Одно им скажи, что женился я в грустной чужбине;
Что стала несчастному черна земля мне женой
И тещею камень, а братьями – острые кремни.
 

Это «Последнее прощание клефта» – одна из «Простонародных песен нынешних греков» (1824).

 
Душе моей грустно! Спой песню, певец!
Любезен глас арфы душе и унылой.
Мой слух очаруй ты волшебством сердец,
Гармонии сладкой всемощною силой.
……………………………………………………….
Довольно страдал я, довольно терпел;
Устал я! – Пусть сердце или сокрушится
И кончит земной мой несносный удел,
Иль с жизнию арфой златой примирится.
 

«Мелодию» Байрона (памятную всем по лермонтовскому переложению) Гнедич заставил рыдать по-русски в 1824 году.

 
Друг, до свидания! Скоро и я наслажусь моей частью:
Жил я, чтобы умереть; скоро умру, чтобы жить!
 

Этот дистих сложен в 1831-м, при погребении другого поэта – рано и неожиданно скончавшегося Дельвига. Тоже, если по совести, неблагодарно забытого, давно числящегося исключительно по разряду «пушкинское окружение».

Дельвиг был ближайшим другом Пушкина, Гнедич – старшим приятелем, пытавшимся поперву выступать в роли умудренного наставника. (Гнедич упоенно играл эту торжественную роль, а младшие собратья ему охотно подыгрывали – почтительные послания высокому служителю муз адресовали и Пушкин, и Баратынский, и Рылеев, и Плетнев.) Но, как и Дельвиг, Гнедич был в первую очередь поэтом, а уже во вторую – второстепенным персонажем пушкинского мифа. Потому принужденно (куда денешься) привожу бог весть сколько раз повторенные строки: «О ты, который воскресил / Ахилла призрак величавый…», «Слышу умолкнувший звук божественной эллинской речи…», «С Гомером долго ты беседовал один…». Хотя все это сущая правда – и призраки воскресил, и звуки…

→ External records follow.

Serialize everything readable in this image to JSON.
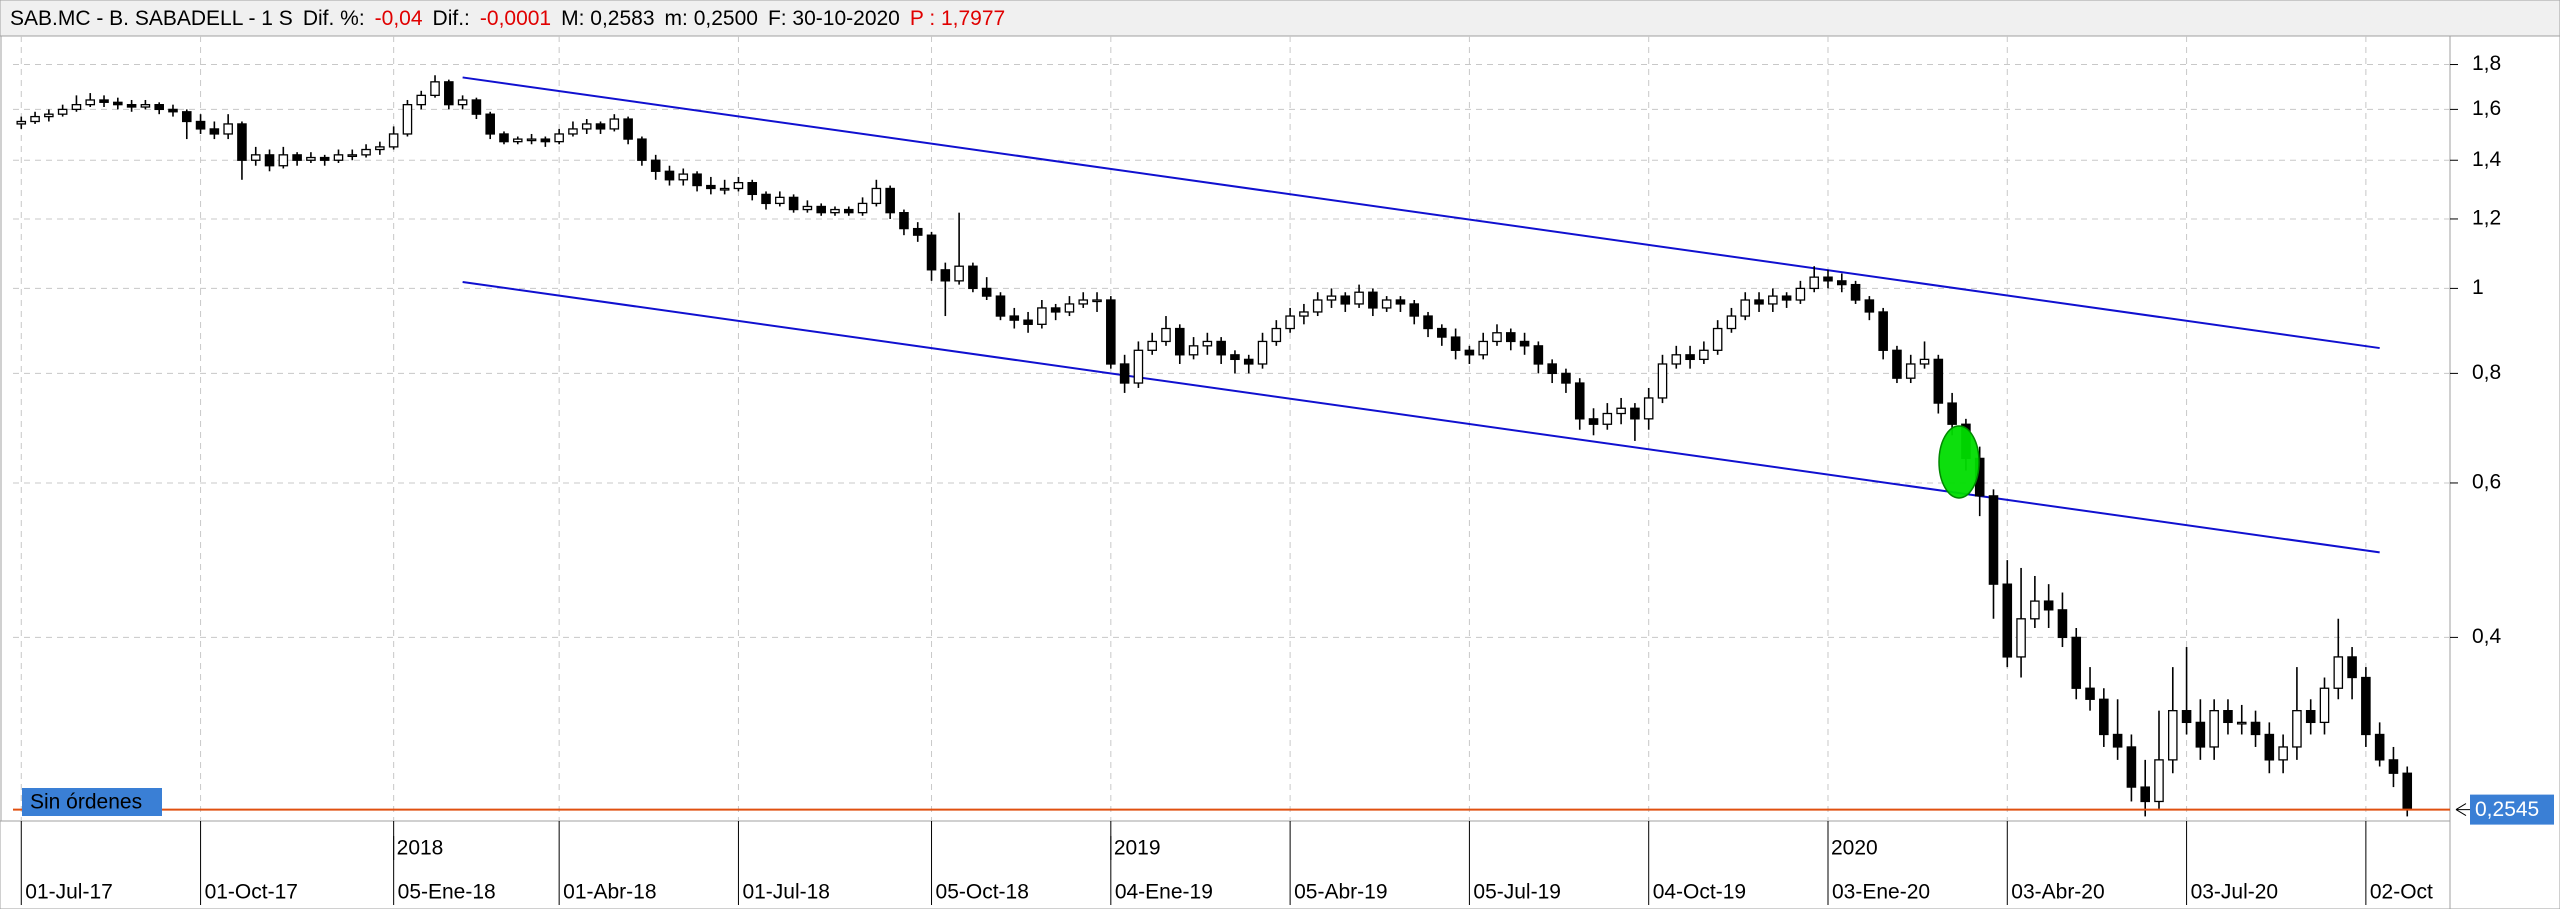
{
  "chart_data": {
    "type": "candlestick",
    "title_parts": [
      {
        "text": "SAB.MC - B. SABADELL -  1 S",
        "color": "#000000"
      },
      {
        "text": "Dif. %:",
        "color": "#000000"
      },
      {
        "text": "-0,04",
        "color": "#e00000"
      },
      {
        "text": "Dif.:",
        "color": "#000000"
      },
      {
        "text": "-0,0001",
        "color": "#e00000"
      },
      {
        "text": "M: 0,2583",
        "color": "#000000"
      },
      {
        "text": "m: 0,2500",
        "color": "#000000"
      },
      {
        "text": "F: 30-10-2020",
        "color": "#000000"
      },
      {
        "text": "P : 1,7977",
        "color": "#e00000"
      }
    ],
    "log_scale": true,
    "grid": true,
    "up_color": "#ffffff",
    "down_color": "#000000",
    "ylim": [
      0.247,
      1.94
    ],
    "yticks": [
      {
        "value": 0.4,
        "label": "0,4"
      },
      {
        "value": 0.6,
        "label": "0,6"
      },
      {
        "value": 0.8,
        "label": "0,8"
      },
      1,
      {
        "value": 1.2,
        "label": "1,2"
      },
      {
        "value": 1.4,
        "label": "1,4"
      },
      {
        "value": 1.6,
        "label": "1,6"
      },
      {
        "value": 1.8,
        "label": "1,8"
      }
    ],
    "xlim": [
      -0.6,
      176.1
    ],
    "xticks": [
      {
        "value": 0,
        "label": "01-Jul-17"
      },
      {
        "value": 13,
        "label": "01-Oct-17"
      },
      {
        "value": 27,
        "label": "05-Ene-18"
      },
      {
        "value": 39,
        "label": "01-Abr-18"
      },
      {
        "value": 52,
        "label": "01-Jul-18"
      },
      {
        "value": 66,
        "label": "05-Oct-18"
      },
      {
        "value": 79,
        "label": "04-Ene-19"
      },
      {
        "value": 92,
        "label": "05-Abr-19"
      },
      {
        "value": 105,
        "label": "05-Jul-19"
      },
      {
        "value": 118,
        "label": "04-Oct-19"
      },
      {
        "value": 131,
        "label": "03-Ene-20"
      },
      {
        "value": 144,
        "label": "03-Abr-20"
      },
      {
        "value": 157,
        "label": "03-Jul-20"
      },
      {
        "value": 170,
        "label": "02-Oct"
      }
    ],
    "year_ticks": [
      {
        "value": 27,
        "label": "2018"
      },
      {
        "value": 79,
        "label": "2019"
      },
      {
        "value": 131,
        "label": "2020"
      }
    ],
    "lines": [
      {
        "color": "#1010d0",
        "x": [
          32,
          171
        ],
        "y": [
          1.74,
          0.855
        ]
      },
      {
        "color": "#1010d0",
        "x": [
          32,
          171
        ],
        "y": [
          1.017,
          0.5
        ]
      }
    ],
    "hline": {
      "value": 0.2545,
      "label": "0,2545",
      "color": "#e05010"
    },
    "marker": {
      "x": 140.5,
      "y": 0.634,
      "color": "#00dd00"
    },
    "orders_label": "Sin órdenes",
    "ohlc": [
      [
        1.54,
        1.57,
        1.52,
        1.55
      ],
      [
        1.55,
        1.59,
        1.54,
        1.57
      ],
      [
        1.57,
        1.6,
        1.55,
        1.58
      ],
      [
        1.58,
        1.62,
        1.57,
        1.6
      ],
      [
        1.6,
        1.66,
        1.59,
        1.62
      ],
      [
        1.62,
        1.67,
        1.61,
        1.64
      ],
      [
        1.64,
        1.66,
        1.61,
        1.63
      ],
      [
        1.63,
        1.65,
        1.6,
        1.62
      ],
      [
        1.62,
        1.64,
        1.59,
        1.61
      ],
      [
        1.61,
        1.64,
        1.6,
        1.62
      ],
      [
        1.62,
        1.63,
        1.58,
        1.6
      ],
      [
        1.6,
        1.62,
        1.57,
        1.59
      ],
      [
        1.59,
        1.6,
        1.48,
        1.55
      ],
      [
        1.55,
        1.58,
        1.5,
        1.52
      ],
      [
        1.52,
        1.55,
        1.48,
        1.5
      ],
      [
        1.5,
        1.58,
        1.48,
        1.54
      ],
      [
        1.54,
        1.55,
        1.33,
        1.4
      ],
      [
        1.4,
        1.45,
        1.38,
        1.42
      ],
      [
        1.42,
        1.44,
        1.36,
        1.38
      ],
      [
        1.38,
        1.45,
        1.37,
        1.42
      ],
      [
        1.42,
        1.43,
        1.38,
        1.4
      ],
      [
        1.4,
        1.43,
        1.39,
        1.41
      ],
      [
        1.41,
        1.42,
        1.38,
        1.4
      ],
      [
        1.4,
        1.44,
        1.39,
        1.42
      ],
      [
        1.42,
        1.44,
        1.4,
        1.42
      ],
      [
        1.42,
        1.46,
        1.41,
        1.44
      ],
      [
        1.44,
        1.47,
        1.42,
        1.45
      ],
      [
        1.45,
        1.53,
        1.44,
        1.5
      ],
      [
        1.5,
        1.64,
        1.49,
        1.62
      ],
      [
        1.62,
        1.68,
        1.6,
        1.66
      ],
      [
        1.66,
        1.75,
        1.65,
        1.72
      ],
      [
        1.72,
        1.73,
        1.6,
        1.62
      ],
      [
        1.62,
        1.66,
        1.6,
        1.64
      ],
      [
        1.64,
        1.65,
        1.56,
        1.58
      ],
      [
        1.58,
        1.59,
        1.48,
        1.5
      ],
      [
        1.5,
        1.51,
        1.46,
        1.47
      ],
      [
        1.47,
        1.49,
        1.46,
        1.48
      ],
      [
        1.48,
        1.5,
        1.46,
        1.48
      ],
      [
        1.48,
        1.49,
        1.45,
        1.47
      ],
      [
        1.47,
        1.52,
        1.46,
        1.5
      ],
      [
        1.5,
        1.55,
        1.49,
        1.52
      ],
      [
        1.52,
        1.56,
        1.5,
        1.54
      ],
      [
        1.54,
        1.55,
        1.5,
        1.52
      ],
      [
        1.52,
        1.58,
        1.51,
        1.56
      ],
      [
        1.56,
        1.57,
        1.46,
        1.48
      ],
      [
        1.48,
        1.49,
        1.38,
        1.4
      ],
      [
        1.4,
        1.42,
        1.33,
        1.36
      ],
      [
        1.36,
        1.38,
        1.31,
        1.33
      ],
      [
        1.33,
        1.37,
        1.31,
        1.35
      ],
      [
        1.35,
        1.36,
        1.29,
        1.31
      ],
      [
        1.31,
        1.34,
        1.28,
        1.3
      ],
      [
        1.3,
        1.33,
        1.28,
        1.3
      ],
      [
        1.3,
        1.34,
        1.29,
        1.32
      ],
      [
        1.32,
        1.33,
        1.26,
        1.28
      ],
      [
        1.28,
        1.29,
        1.23,
        1.25
      ],
      [
        1.25,
        1.29,
        1.24,
        1.27
      ],
      [
        1.27,
        1.28,
        1.22,
        1.23
      ],
      [
        1.23,
        1.26,
        1.22,
        1.24
      ],
      [
        1.24,
        1.25,
        1.21,
        1.22
      ],
      [
        1.22,
        1.24,
        1.21,
        1.23
      ],
      [
        1.23,
        1.24,
        1.21,
        1.22
      ],
      [
        1.22,
        1.27,
        1.21,
        1.25
      ],
      [
        1.25,
        1.33,
        1.24,
        1.3
      ],
      [
        1.3,
        1.31,
        1.2,
        1.22
      ],
      [
        1.22,
        1.23,
        1.15,
        1.17
      ],
      [
        1.17,
        1.19,
        1.13,
        1.15
      ],
      [
        1.15,
        1.16,
        1.02,
        1.05
      ],
      [
        1.05,
        1.07,
        0.93,
        1.02
      ],
      [
        1.02,
        1.22,
        1.01,
        1.06
      ],
      [
        1.06,
        1.07,
        0.99,
        1.0
      ],
      [
        1.0,
        1.03,
        0.97,
        0.98
      ],
      [
        0.98,
        0.99,
        0.92,
        0.93
      ],
      [
        0.93,
        0.95,
        0.9,
        0.92
      ],
      [
        0.92,
        0.94,
        0.89,
        0.91
      ],
      [
        0.91,
        0.97,
        0.9,
        0.95
      ],
      [
        0.95,
        0.96,
        0.92,
        0.94
      ],
      [
        0.94,
        0.98,
        0.93,
        0.96
      ],
      [
        0.96,
        0.99,
        0.95,
        0.97
      ],
      [
        0.97,
        0.99,
        0.94,
        0.97
      ],
      [
        0.97,
        0.98,
        0.81,
        0.82
      ],
      [
        0.82,
        0.84,
        0.76,
        0.78
      ],
      [
        0.78,
        0.87,
        0.77,
        0.85
      ],
      [
        0.85,
        0.89,
        0.84,
        0.87
      ],
      [
        0.87,
        0.93,
        0.86,
        0.9
      ],
      [
        0.9,
        0.91,
        0.82,
        0.84
      ],
      [
        0.84,
        0.88,
        0.83,
        0.86
      ],
      [
        0.86,
        0.89,
        0.84,
        0.87
      ],
      [
        0.87,
        0.88,
        0.82,
        0.84
      ],
      [
        0.84,
        0.85,
        0.8,
        0.83
      ],
      [
        0.83,
        0.84,
        0.8,
        0.82
      ],
      [
        0.82,
        0.89,
        0.81,
        0.87
      ],
      [
        0.87,
        0.92,
        0.86,
        0.9
      ],
      [
        0.9,
        0.95,
        0.89,
        0.93
      ],
      [
        0.93,
        0.96,
        0.91,
        0.94
      ],
      [
        0.94,
        0.99,
        0.93,
        0.97
      ],
      [
        0.97,
        1.0,
        0.95,
        0.98
      ],
      [
        0.98,
        0.99,
        0.94,
        0.96
      ],
      [
        0.96,
        1.01,
        0.95,
        0.99
      ],
      [
        0.99,
        1.0,
        0.93,
        0.95
      ],
      [
        0.95,
        0.98,
        0.94,
        0.97
      ],
      [
        0.97,
        0.98,
        0.94,
        0.96
      ],
      [
        0.96,
        0.97,
        0.91,
        0.93
      ],
      [
        0.93,
        0.94,
        0.88,
        0.9
      ],
      [
        0.9,
        0.91,
        0.86,
        0.88
      ],
      [
        0.88,
        0.9,
        0.83,
        0.85
      ],
      [
        0.85,
        0.86,
        0.82,
        0.84
      ],
      [
        0.84,
        0.89,
        0.83,
        0.87
      ],
      [
        0.87,
        0.91,
        0.86,
        0.89
      ],
      [
        0.89,
        0.9,
        0.85,
        0.87
      ],
      [
        0.87,
        0.89,
        0.84,
        0.86
      ],
      [
        0.86,
        0.87,
        0.8,
        0.82
      ],
      [
        0.82,
        0.83,
        0.78,
        0.8
      ],
      [
        0.8,
        0.81,
        0.76,
        0.78
      ],
      [
        0.78,
        0.79,
        0.69,
        0.71
      ],
      [
        0.71,
        0.73,
        0.68,
        0.7
      ],
      [
        0.7,
        0.74,
        0.69,
        0.72
      ],
      [
        0.72,
        0.75,
        0.7,
        0.73
      ],
      [
        0.73,
        0.74,
        0.67,
        0.71
      ],
      [
        0.71,
        0.77,
        0.69,
        0.75
      ],
      [
        0.75,
        0.84,
        0.74,
        0.82
      ],
      [
        0.82,
        0.86,
        0.81,
        0.84
      ],
      [
        0.84,
        0.86,
        0.81,
        0.83
      ],
      [
        0.83,
        0.87,
        0.82,
        0.85
      ],
      [
        0.85,
        0.92,
        0.84,
        0.9
      ],
      [
        0.9,
        0.95,
        0.89,
        0.93
      ],
      [
        0.93,
        0.99,
        0.92,
        0.97
      ],
      [
        0.97,
        0.99,
        0.94,
        0.96
      ],
      [
        0.96,
        1.0,
        0.94,
        0.98
      ],
      [
        0.98,
        0.99,
        0.95,
        0.97
      ],
      [
        0.97,
        1.02,
        0.96,
        1.0
      ],
      [
        1.0,
        1.06,
        0.99,
        1.03
      ],
      [
        1.03,
        1.05,
        1.0,
        1.02
      ],
      [
        1.02,
        1.04,
        0.99,
        1.01
      ],
      [
        1.01,
        1.02,
        0.96,
        0.97
      ],
      [
        0.97,
        0.98,
        0.92,
        0.94
      ],
      [
        0.94,
        0.95,
        0.83,
        0.85
      ],
      [
        0.85,
        0.86,
        0.78,
        0.79
      ],
      [
        0.79,
        0.84,
        0.78,
        0.82
      ],
      [
        0.82,
        0.87,
        0.81,
        0.83
      ],
      [
        0.83,
        0.84,
        0.72,
        0.74
      ],
      [
        0.74,
        0.76,
        0.68,
        0.7
      ],
      [
        0.7,
        0.71,
        0.62,
        0.64
      ],
      [
        0.64,
        0.66,
        0.55,
        0.58
      ],
      [
        0.58,
        0.59,
        0.42,
        0.46
      ],
      [
        0.46,
        0.49,
        0.37,
        0.38
      ],
      [
        0.38,
        0.48,
        0.36,
        0.42
      ],
      [
        0.42,
        0.47,
        0.41,
        0.44
      ],
      [
        0.44,
        0.46,
        0.41,
        0.43
      ],
      [
        0.43,
        0.45,
        0.39,
        0.4
      ],
      [
        0.4,
        0.41,
        0.34,
        0.35
      ],
      [
        0.35,
        0.37,
        0.33,
        0.34
      ],
      [
        0.34,
        0.35,
        0.3,
        0.31
      ],
      [
        0.31,
        0.34,
        0.29,
        0.3
      ],
      [
        0.3,
        0.31,
        0.26,
        0.27
      ],
      [
        0.27,
        0.29,
        0.25,
        0.26
      ],
      [
        0.26,
        0.33,
        0.255,
        0.29
      ],
      [
        0.29,
        0.37,
        0.28,
        0.33
      ],
      [
        0.33,
        0.39,
        0.31,
        0.32
      ],
      [
        0.32,
        0.34,
        0.29,
        0.3
      ],
      [
        0.3,
        0.34,
        0.29,
        0.33
      ],
      [
        0.33,
        0.34,
        0.31,
        0.32
      ],
      [
        0.32,
        0.335,
        0.31,
        0.32
      ],
      [
        0.32,
        0.33,
        0.3,
        0.31
      ],
      [
        0.31,
        0.32,
        0.28,
        0.29
      ],
      [
        0.29,
        0.31,
        0.28,
        0.3
      ],
      [
        0.3,
        0.37,
        0.29,
        0.33
      ],
      [
        0.33,
        0.34,
        0.31,
        0.32
      ],
      [
        0.32,
        0.36,
        0.31,
        0.35
      ],
      [
        0.35,
        0.42,
        0.34,
        0.38
      ],
      [
        0.38,
        0.39,
        0.34,
        0.36
      ],
      [
        0.36,
        0.37,
        0.3,
        0.31
      ],
      [
        0.31,
        0.32,
        0.285,
        0.29
      ],
      [
        0.29,
        0.3,
        0.27,
        0.28
      ],
      [
        0.28,
        0.285,
        0.25,
        0.2545
      ]
    ]
  }
}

Только не было бы у нас двадцати четырех песен единственной русской «Илиады» (от «Гнев, богиня, воспой Ахиллеса Пелеева сына / Грозный, который ахеянам тысячу бедствий соделал…» до «Так хоронили они конеборного Гектора тело») без веры Гнедича в божественную суть поэзии и собственное высокое предназначение. Без любви к русскому языку и стиху. Без предощущения бессмертия. Потому Пушкин, в разные годы по-разному отзывавшийся о Гнедиче, сказал о нем совершенно всерьез и предельно точно: Таков прямой поэт.